AI could reproduce same gendered hierarchy it appears to disrupt
Digital assistants have often been feminized in voice, design, and social expectation. Users are encouraged to issue commands to compliant, always-available systems that anticipate needs, smooth friction, and never push back. This design logic echoes older patterns of gendered service.
Technology does not enter an empty workplace. It enters organizations already shaped by unequal expectations. Women may be judged more harshly for using AI assistance than men. A male executive using AI may be seen as efficient and strategic. A woman leader using the same tool may be perceived as less capable, less original, or less personally attentive. The same act of delegation can carry different reputational costs.

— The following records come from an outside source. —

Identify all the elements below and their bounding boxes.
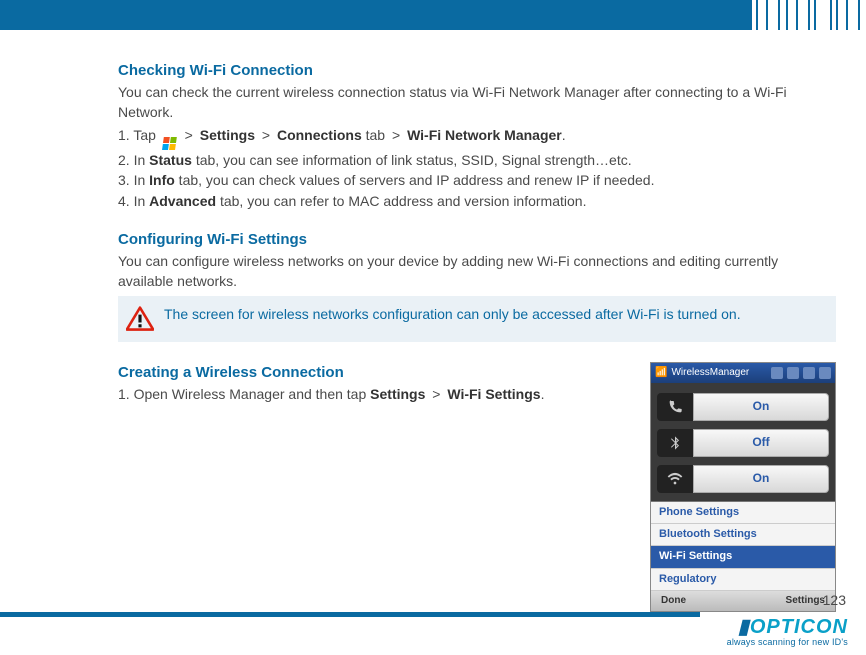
chevron: > — [262, 127, 270, 143]
steps-checking-wifi: 1. Tap > Settings > Connections tab > Wi… — [118, 126, 836, 211]
toggle-bt-state: Off — [693, 429, 829, 457]
step1-prefix: 1. Tap — [118, 127, 160, 143]
status-icon — [771, 367, 783, 379]
menu-wifi-settings[interactable]: Wi-Fi Settings — [651, 546, 835, 568]
alert-text: The screen for wireless networks configu… — [164, 304, 741, 324]
c-step1-post: . — [541, 386, 545, 402]
device-screenshot: 📶 WirelessManager On — [650, 362, 836, 613]
heading-creating-connection: Creating a Wireless Connection — [118, 362, 636, 383]
toggle-wifi[interactable]: On — [657, 465, 829, 493]
step4-post: tab, you can refer to MAC address and ve… — [216, 193, 586, 209]
bluetooth-icon — [657, 429, 693, 457]
step2-bold: Status — [149, 152, 192, 168]
step1-wifi-mgr: Wi-Fi Network Manager — [407, 127, 562, 143]
step-3: 3. In Info tab, you can check values of … — [118, 171, 836, 191]
page-content: Checking Wi-Fi Connection You can check … — [0, 30, 866, 612]
step2-post: tab, you can see information of link sta… — [192, 152, 632, 168]
page-number: 123 — [823, 592, 846, 608]
c-step1-prefix: 1. Open Wireless Manager and then tap — [118, 386, 370, 402]
phone-icon — [657, 393, 693, 421]
alert-box: The screen for wireless networks configu… — [118, 296, 836, 342]
menu-phone-settings[interactable]: Phone Settings — [651, 502, 835, 524]
wifi-icon — [657, 465, 693, 493]
intro-checking-wifi: You can check the current wireless conne… — [118, 83, 836, 122]
toggle-phone-state: On — [693, 393, 829, 421]
toggle-wifi-state: On — [693, 465, 829, 493]
step4-prefix: 4. In — [118, 193, 149, 209]
chevron: > — [432, 386, 440, 402]
menu-bluetooth-settings[interactable]: Bluetooth Settings — [651, 524, 835, 546]
heading-configuring-wifi: Configuring Wi-Fi Settings — [118, 229, 836, 250]
softkey-settings[interactable]: Settings — [786, 594, 825, 608]
step-2: 2. In Status tab, you can see informatio… — [118, 151, 836, 171]
step2-prefix: 2. In — [118, 152, 149, 168]
intro-configuring-wifi: You can configure wireless networks on y… — [118, 252, 836, 291]
chevron: > — [392, 127, 400, 143]
creating-step-1: 1. Open Wireless Manager and then tap Se… — [132, 385, 636, 405]
footer-bar — [0, 612, 700, 617]
softkey-done[interactable]: Done — [661, 594, 686, 608]
step4-bold: Advanced — [149, 193, 216, 209]
brand-block: ▮OPTICON always scanning for new ID's — [727, 617, 848, 647]
device-softkeys: Done Settings — [651, 591, 835, 611]
close-icon — [819, 367, 831, 379]
brand-logo: ▮OPTICON — [727, 617, 848, 637]
step1-settings: Settings — [200, 127, 255, 143]
toggle-phone[interactable]: On — [657, 393, 829, 421]
toggle-bluetooth[interactable]: Off — [657, 429, 829, 457]
brand-tagline: always scanning for new ID's — [727, 637, 848, 647]
warning-icon — [126, 306, 154, 332]
heading-checking-wifi: Checking Wi-Fi Connection — [118, 60, 836, 81]
windows-start-icon — [161, 136, 177, 150]
period: . — [562, 127, 566, 143]
step-1: 1. Tap > Settings > Connections tab > Wi… — [118, 126, 836, 150]
device-title-text: WirelessManager — [671, 366, 749, 380]
app-icon: 📶 — [655, 366, 667, 380]
header-bar — [0, 0, 866, 30]
step3-bold: Info — [149, 172, 175, 188]
signal-icon — [787, 367, 799, 379]
header-stripes — [752, 0, 866, 30]
c-step1-wifi: Wi-Fi Settings — [447, 386, 540, 402]
device-menu: Phone Settings Bluetooth Settings Wi-Fi … — [651, 501, 835, 592]
step3-post: tab, you can check values of servers and… — [175, 172, 655, 188]
step3-prefix: 3. In — [118, 172, 149, 188]
step-4: 4. In Advanced tab, you can refer to MAC… — [118, 192, 836, 212]
device-titlebar: 📶 WirelessManager — [651, 363, 835, 383]
chevron: > — [185, 127, 193, 143]
volume-icon — [803, 367, 815, 379]
c-step1-settings: Settings — [370, 386, 425, 402]
step1-tab-word: tab — [366, 127, 389, 143]
menu-regulatory[interactable]: Regulatory — [651, 569, 835, 591]
step1-connections: Connections — [277, 127, 362, 143]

The authors also highlight a crucial labor-market trade-off. AI may reduce invisible labor for some women in leadership while increasing insecurity for others. Administrative and clerical jobs, many of them held by women, are among the roles most exposed to automation. A gender-aware AI strategy cannot celebrate productivity gains for senior professionals while ignoring risks for support workers.
In many economies, clerical, coordination, and administrative roles provide stable employment pathways for women. If AI adoption cuts these jobs without reskilling, redeployment, or social protection, the technology could deepen gendered economic vulnerability.
Expectation creep is another risk. If AI makes it faster to produce reports, emails, summaries, and presentations, organizations may simply demand more output. Productivity tools can intensify work rather than reduce it. In that scenario, AI does not liberate workers from invisible labor; it accelerates the pace at which invisible labor is expected.
The policy challenge
Generative AI should not be treated as a private shortcut or secret advantage. Organizations need explicit rules about where AI assistance is appropriate, how outputs should be reviewed, what tasks should remain human-led, and how AI use will be evaluated.
AI policy should include labor-market safeguards, gender-impact assessments, worker protections, digital-skills programs, and accountability standards. AI strategies should not focus only on innovation and competitiveness; they should also address job quality, inclusion, bias, and the distribution of productivity gains.
Employers should identify routine tasks suitable for AI support, train workers to supervise AI outputs, and ensure that AI-assisted work is not stigmatized. They should also monitor whether AI changes the allocation of non-promotable tasks such as note-taking, internal coordination, mentoring, and committee work.
For international organizations and development agencies, the paper points toward a more inclusive digital transformation agenda. AI capacity-building should target women professionals, women-led enterprises, public-sector workers, educators, health administrators, and civil society leaders. However, it should also support workers whose roles may be disrupted by automation.
As for researchers, the paper notes that more empirical work is needed on whether AI actually reduces workload, who benefits most, whether women face an AI-use penalty, and how AI affects promotion, burnout, job security, and workplace evaluation. More research is also needed outside Western professional settings, particularly in multilingual, low-resource, and public-sector environments.
It is important to mention that the paper is not an empirical study. It does not present original survey data, field experiments, or workplace measurements. Its contribution is conceptual and analytical. The paper shifts the AI debate from tools to power. It asks who has historically received support, who has provided it, who is allowed to delegate, and who pays the price when labor becomes invisible.